Anyway, I have been holding out on getting an e-reader for three reasons:

1) Sheer laziness: For a long time, I just couldn’t justify moving up “Research e-readers” in the queue ahead of “Buy new bra.” Guess what? Went to Victoria’s Secret yesterday! 😉

2) Fear. I am definitely afraid that the e-reader could become a chore, another gadget that I have to charge and worry about losing. I worry that I won’t like the experience of an e-reader because I like to write in my books. Back in 1940, Mortimer Adler told his readers in his article “How to Mark Up a Book” that:

The physical act of writing, with your own hand, brings words and sentences more sharply before your mind and preserves them better in your memory.

As a teacher, I could not agree with him more. And yeah, I know you can highlight and leave notes with these gadgets, but there is nothing like flipping through an old book and finding my old handwritten scribble to remind me where I was at a particular point in time. I pick up favorite old books all the time and giggle when I find: “This is sooo mom!” or “Make husband read this whole paragraph!” I’m not sure I’ll have that same experience with the e-reader.

3) There is something creepy about e-readers. I don’t know. I’m not anti-technology or anything, but it’s like when I found out one publisher of the latest version of The Adventures of Huckleberry Finn had taker out the “n-word” and replaced it with the word “slave,” I got a little bent out of shape. Things felt all Big Brothery to me. I worry that libraries are going to start closing, and I love libraries – even though, these days, they seem to have become places where the mentally unstable like to hang out to avoid the inclement weather. I don’t know, for me, books are as much a part of my head as they are my heart. I’m not so sure I’ll feel that in an e-reader.

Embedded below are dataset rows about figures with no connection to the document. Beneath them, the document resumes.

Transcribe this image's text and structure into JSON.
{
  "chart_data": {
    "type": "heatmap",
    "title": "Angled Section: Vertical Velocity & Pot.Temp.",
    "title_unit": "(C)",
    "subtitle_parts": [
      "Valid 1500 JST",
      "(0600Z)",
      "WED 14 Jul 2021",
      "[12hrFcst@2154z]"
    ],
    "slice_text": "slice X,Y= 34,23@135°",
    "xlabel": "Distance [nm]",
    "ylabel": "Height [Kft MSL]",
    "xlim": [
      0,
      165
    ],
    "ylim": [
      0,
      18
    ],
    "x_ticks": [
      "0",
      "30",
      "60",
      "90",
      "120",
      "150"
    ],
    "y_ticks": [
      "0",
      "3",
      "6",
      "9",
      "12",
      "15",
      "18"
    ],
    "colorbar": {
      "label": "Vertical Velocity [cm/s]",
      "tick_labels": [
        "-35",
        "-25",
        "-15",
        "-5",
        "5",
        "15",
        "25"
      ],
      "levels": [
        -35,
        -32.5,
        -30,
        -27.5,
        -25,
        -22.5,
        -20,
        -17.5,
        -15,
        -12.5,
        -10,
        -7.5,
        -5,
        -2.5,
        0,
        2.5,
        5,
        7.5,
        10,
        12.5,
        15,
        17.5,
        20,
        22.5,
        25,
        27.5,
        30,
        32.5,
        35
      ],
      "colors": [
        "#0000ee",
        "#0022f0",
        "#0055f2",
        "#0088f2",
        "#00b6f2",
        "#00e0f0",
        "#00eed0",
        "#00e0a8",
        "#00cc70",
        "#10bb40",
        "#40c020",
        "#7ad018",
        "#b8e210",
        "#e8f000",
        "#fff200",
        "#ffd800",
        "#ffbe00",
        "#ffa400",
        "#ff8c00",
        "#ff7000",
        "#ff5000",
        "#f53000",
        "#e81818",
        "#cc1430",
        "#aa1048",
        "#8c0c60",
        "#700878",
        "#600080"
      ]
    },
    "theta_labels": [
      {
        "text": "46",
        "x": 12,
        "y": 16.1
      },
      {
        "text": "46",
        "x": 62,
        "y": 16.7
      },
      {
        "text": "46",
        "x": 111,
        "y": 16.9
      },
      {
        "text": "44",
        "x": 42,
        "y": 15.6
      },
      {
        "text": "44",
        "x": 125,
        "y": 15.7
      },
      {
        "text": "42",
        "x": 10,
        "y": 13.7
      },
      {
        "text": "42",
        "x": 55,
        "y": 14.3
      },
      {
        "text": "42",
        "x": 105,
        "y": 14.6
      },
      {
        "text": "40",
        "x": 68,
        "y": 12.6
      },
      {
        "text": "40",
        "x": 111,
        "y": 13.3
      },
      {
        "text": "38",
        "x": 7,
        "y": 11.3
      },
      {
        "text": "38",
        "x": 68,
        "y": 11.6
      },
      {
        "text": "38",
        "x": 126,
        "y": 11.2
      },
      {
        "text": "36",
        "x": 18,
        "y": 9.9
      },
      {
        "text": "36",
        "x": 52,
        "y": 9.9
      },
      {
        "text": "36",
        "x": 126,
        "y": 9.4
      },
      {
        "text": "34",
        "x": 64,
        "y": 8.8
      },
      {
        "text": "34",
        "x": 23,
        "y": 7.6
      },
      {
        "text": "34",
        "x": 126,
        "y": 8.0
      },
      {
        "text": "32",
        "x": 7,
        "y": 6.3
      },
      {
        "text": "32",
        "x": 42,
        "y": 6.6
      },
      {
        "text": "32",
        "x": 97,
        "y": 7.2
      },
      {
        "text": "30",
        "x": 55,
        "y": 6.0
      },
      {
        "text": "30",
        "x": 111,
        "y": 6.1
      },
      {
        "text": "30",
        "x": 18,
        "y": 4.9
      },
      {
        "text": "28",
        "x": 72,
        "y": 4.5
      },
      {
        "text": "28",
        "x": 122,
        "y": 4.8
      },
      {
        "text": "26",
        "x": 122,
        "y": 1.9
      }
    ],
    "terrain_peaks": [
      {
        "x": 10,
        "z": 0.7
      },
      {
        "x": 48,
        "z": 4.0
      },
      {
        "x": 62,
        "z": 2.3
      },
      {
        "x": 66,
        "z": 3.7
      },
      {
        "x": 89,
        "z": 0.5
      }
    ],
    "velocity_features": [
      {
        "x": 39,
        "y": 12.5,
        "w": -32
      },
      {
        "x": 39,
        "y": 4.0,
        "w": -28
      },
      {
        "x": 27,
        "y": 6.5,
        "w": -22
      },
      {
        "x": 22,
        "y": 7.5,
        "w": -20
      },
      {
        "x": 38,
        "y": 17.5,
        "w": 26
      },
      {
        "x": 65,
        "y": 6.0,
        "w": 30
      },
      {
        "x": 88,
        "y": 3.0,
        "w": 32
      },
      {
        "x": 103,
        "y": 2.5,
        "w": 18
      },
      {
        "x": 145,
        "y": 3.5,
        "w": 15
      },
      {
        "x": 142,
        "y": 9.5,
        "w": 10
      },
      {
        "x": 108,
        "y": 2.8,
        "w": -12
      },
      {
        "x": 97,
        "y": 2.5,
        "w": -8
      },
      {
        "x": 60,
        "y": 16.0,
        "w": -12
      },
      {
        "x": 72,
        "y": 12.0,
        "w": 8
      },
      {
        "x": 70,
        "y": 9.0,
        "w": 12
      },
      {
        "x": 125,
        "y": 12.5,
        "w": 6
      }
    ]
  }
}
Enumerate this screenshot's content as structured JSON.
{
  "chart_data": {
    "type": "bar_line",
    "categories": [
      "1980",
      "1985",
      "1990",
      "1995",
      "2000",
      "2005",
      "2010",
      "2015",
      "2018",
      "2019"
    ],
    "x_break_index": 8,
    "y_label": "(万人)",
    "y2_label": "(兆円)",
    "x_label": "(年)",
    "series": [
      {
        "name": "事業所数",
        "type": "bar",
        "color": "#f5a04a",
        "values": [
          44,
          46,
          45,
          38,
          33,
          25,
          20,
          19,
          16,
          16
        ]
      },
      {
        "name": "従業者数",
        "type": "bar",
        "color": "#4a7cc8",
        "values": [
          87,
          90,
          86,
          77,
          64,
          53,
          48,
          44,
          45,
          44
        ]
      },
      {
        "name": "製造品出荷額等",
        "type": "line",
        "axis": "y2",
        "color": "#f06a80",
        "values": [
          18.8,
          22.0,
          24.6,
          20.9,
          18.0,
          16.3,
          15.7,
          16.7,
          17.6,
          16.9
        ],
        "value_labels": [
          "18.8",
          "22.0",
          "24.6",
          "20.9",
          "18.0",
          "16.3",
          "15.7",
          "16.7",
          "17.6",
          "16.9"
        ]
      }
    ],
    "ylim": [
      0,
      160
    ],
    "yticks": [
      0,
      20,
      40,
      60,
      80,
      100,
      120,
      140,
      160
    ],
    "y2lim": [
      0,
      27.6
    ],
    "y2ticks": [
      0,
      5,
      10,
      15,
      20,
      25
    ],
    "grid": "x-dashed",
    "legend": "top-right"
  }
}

Still, Valentine’s Day is coming up, and all the stores seem to be insinuating that the best lovers buy their significant others e-readers, so yesterday, I drove around town trying out various e-devices. I needed to feel them in my own hands, see what they could and could not do.

And so I am definitely leaning in one direction, and I must admit, it is not the direction in which I thought I would be going.

Without dragging things out (you know, the way I usually do), I figured I’d ask you, my beloved readers, for your opinions.

 

Note: iPads are not in the running. (I don’t need all those bells and whistles. Plus I need to be able to read outside, and the iPad has too much glare.)

For those of you who have e-readers, can you tell me which one you have, what you love most about the one you have, and if you had a chance to do it all over again, if you would make the same purchase. If not, what would you choose now?